Au début, j’avais un peu peur, parce qu’on sait bien que le temps de la recherche n’est pas le même que le temps de la production. Mais les cultivateurs sont ouverts, ils sont contents qu’on ne les abandonne pas face à ces calamités et ils comprennent qu’il n’y a pas toujours de solution immédiate simple. Il est très utile pour nous d’avoir le retour du terrain ; si on reste dans notre monde de laboratoire, on peut s’enfermer dans des situations artificielles et manquer des aspects essentiels de la vie qu’on cherche à connaître. Cependant, pour moi, cette recherche sur les mouches suzukii est plutôt une parenthèse, je reste dans la recherche fondamentale.

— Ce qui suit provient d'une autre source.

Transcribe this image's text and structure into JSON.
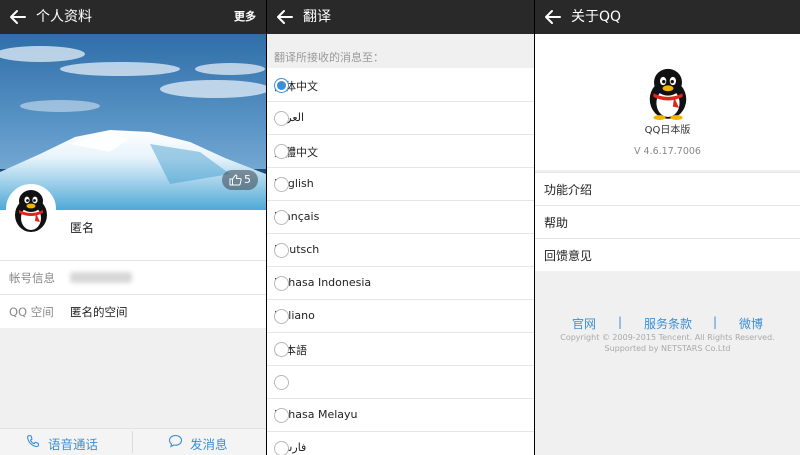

Est-il question de l’adaptation au changement climatique ?
Oui, c’est essentiel. Un insecte a en gros trois possibilités : mourir, rester sur place et s’adapter, enfin migrer. Tout le monde constate les migrations : on a aujourd’hui des cigales à Lyon, alors qu’elles ne se trouvaient qu’en Provence il n’y a pas si longtemps. Le moustique tigre, diverses petites guêpes remontent, année après année, la vallée du Rhône et de la Saône. Ce peut donc être un élargissement de l’aire de vie d’une espèce. Mais il ne faut pas voir ce processus comme linéaire : une espèce peut être chassée par une autre ; quand une espèce se déplace, elle peut rencontrer de nouveaux compétiteurs. Il y a de nombreuses interactions, il convient donc de ne pas avoir trop d’a priori.

 

« Les insectes ont partie liée avec les bactéries, il existe des interactions (qui peuvent être positives, négatives ou neutres) entre ces deux sortes d'êtres vivants. »

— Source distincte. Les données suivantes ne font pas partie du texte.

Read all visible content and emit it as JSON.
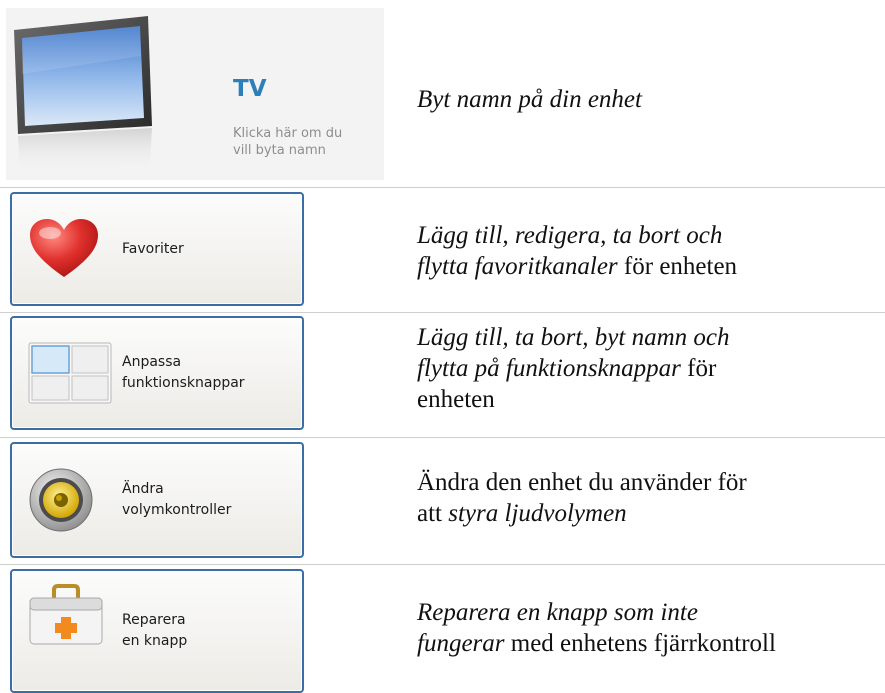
{
  "device": {
    "name": "TV",
    "hint_line1": "Klicka här om du",
    "hint_line2": "vill byta namn",
    "description": "Byt namn på din enhet"
  },
  "buttons": [
    {
      "icon": "heart-icon",
      "label_lines": [
        "Favoriter"
      ],
      "desc_italic_1": "Lägg till, redigera, ta bort och",
      "desc_italic_2": "flytta favoritkanaler",
      "desc_plain_2": " för enheten"
    },
    {
      "icon": "button-grid-icon",
      "label_lines": [
        "Anpassa",
        "funktionsknappar"
      ],
      "desc_italic_1": "Lägg till, ta bort, byt namn och",
      "desc_italic_2": "flytta på funktionsknappar",
      "desc_plain_2": " för",
      "desc_plain_3": "enheten"
    },
    {
      "icon": "speaker-icon",
      "label_lines": [
        "Ändra",
        "volymkontroller"
      ],
      "desc_plain_1": "Ändra den enhet du använder för",
      "desc_plain_2a": "att ",
      "desc_italic_2": "styra ljudvolymen"
    },
    {
      "icon": "first-aid-kit-icon",
      "label_lines": [
        "Reparera",
        "en knapp"
      ],
      "desc_italic_1": "Reparera en knapp som inte",
      "desc_italic_2": "fungerar",
      "desc_plain_2": " med enhetens fjärrkontroll"
    }
  ],
  "colors": {
    "accent_title": "#2d7fb8",
    "button_border": "#3a6ea5",
    "heart": "#e0312d"
  }
}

S’agit-il uniquement d’une affaire entre insectes ?
Non, les insectes ont partie liée avec les bactéries ; il existe des interactions (qui peuvent être positives, négatives ou neutres) entre ces deux sortes d’êtres vivants. Ce sont des phénomènes dits de « symbiose », les relations entre hôtes et parasites divers sont variées et assez compliquées. Une bactérie très curieuse, nommée wolbachia, peut manipuler la reproduction de son hôte pour supprimer les mâles ; une autre peut augmenter la protection contre les virus ou au contraire favoriser sa transmission. C’est grâce à des recherches de nature fondamentale et non appliquée que nous avons pu, avec ma collègue, Laurence Mouton, dégager une piste sérieuse pour lutter contre drosophila suzukii.
Voici un autre exemple : une équipe de Montpellier et une autre en Grande-Bretagne étudient les mésanges charbonnières. Elles constatent que leur date de ponte a avancé de quatorze jours en dix ans. C’est dû au fait qu’il faut des chenilles pour nourrir les poussins et que le cycle de celles-ci est également avancé de deux semaines en relation avec la période de fructification des arbres qui dépend des conditions climatiques. On voit bien dans cet exemple les cascades d’interactions entre espèces.

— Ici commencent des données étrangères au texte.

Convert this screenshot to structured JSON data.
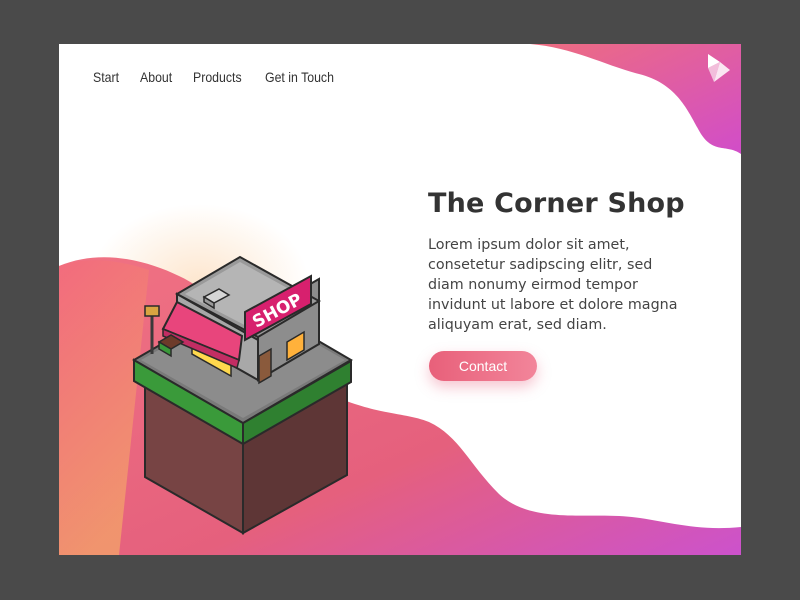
{
  "nav": {
    "items": [
      {
        "label": "Start"
      },
      {
        "label": "About"
      },
      {
        "label": "Products"
      },
      {
        "label": "Get in Touch"
      }
    ]
  },
  "hero": {
    "title": "The Corner Shop",
    "description": "Lorem ipsum dolor sit amet, consetetur sadipscing elitr, sed diam nonumy eirmod tempor invidunt ut labore et dolore magna aliquyam erat, sed diam.",
    "contact_label": "Contact"
  },
  "illustration": {
    "sign_text": "SHOP"
  },
  "colors": {
    "page_background": "#4a4a4a",
    "card_background": "#ffffff",
    "gradient_start": "#f07a7a",
    "gradient_end": "#d24fc8",
    "accent": "#e8607a",
    "heading_text": "#333333"
  },
  "icons": {
    "logo": "folded-triangles-logo-icon"
  }
}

Tu es secrétaire de section FSU. Ton engagement syndical et ton activité de recherche sont-ils liés ?
Assez peu. Ce sont pour moi deux univers relativement autonomes. Là où il y a confluence, c’est plutôt dans la nécessité de défendre la recherche fondamentale et de ne pas se lancer uniquement dans la résolution de problèmes techniques sous prétexte de leur importance économique, sanitaire ou autre. Les deux ont leur nécessité et c’est la première qu’on a tendance à sacrifier parce que ses fruits ne rapportent pas, peuvent être lointains, aléatoires ou difficiles à imaginer. C’est pourquoi je cite toujours en signature automatique de mes courriers électroniques cette réflexion de Georges Teissier (directeur du CNRS de 1946 à 1950), lors d’une conférence à l’Union française universitaire le 21 juin 1946 : « Il ne faut pas qu’une politique stupidement utilitaire prétende discriminer, parmi les disciplines scientifiques, celles qui sont rentables et celles qui ne le sont pas. Il ne faut pas, enfin, que le contrôle nécessaire de ces activités de recherche soit abandonné aux financiers ou aux économistes. » l

*Patricia Gibert est biologiste. Elle est chargée de recherches au CNRS.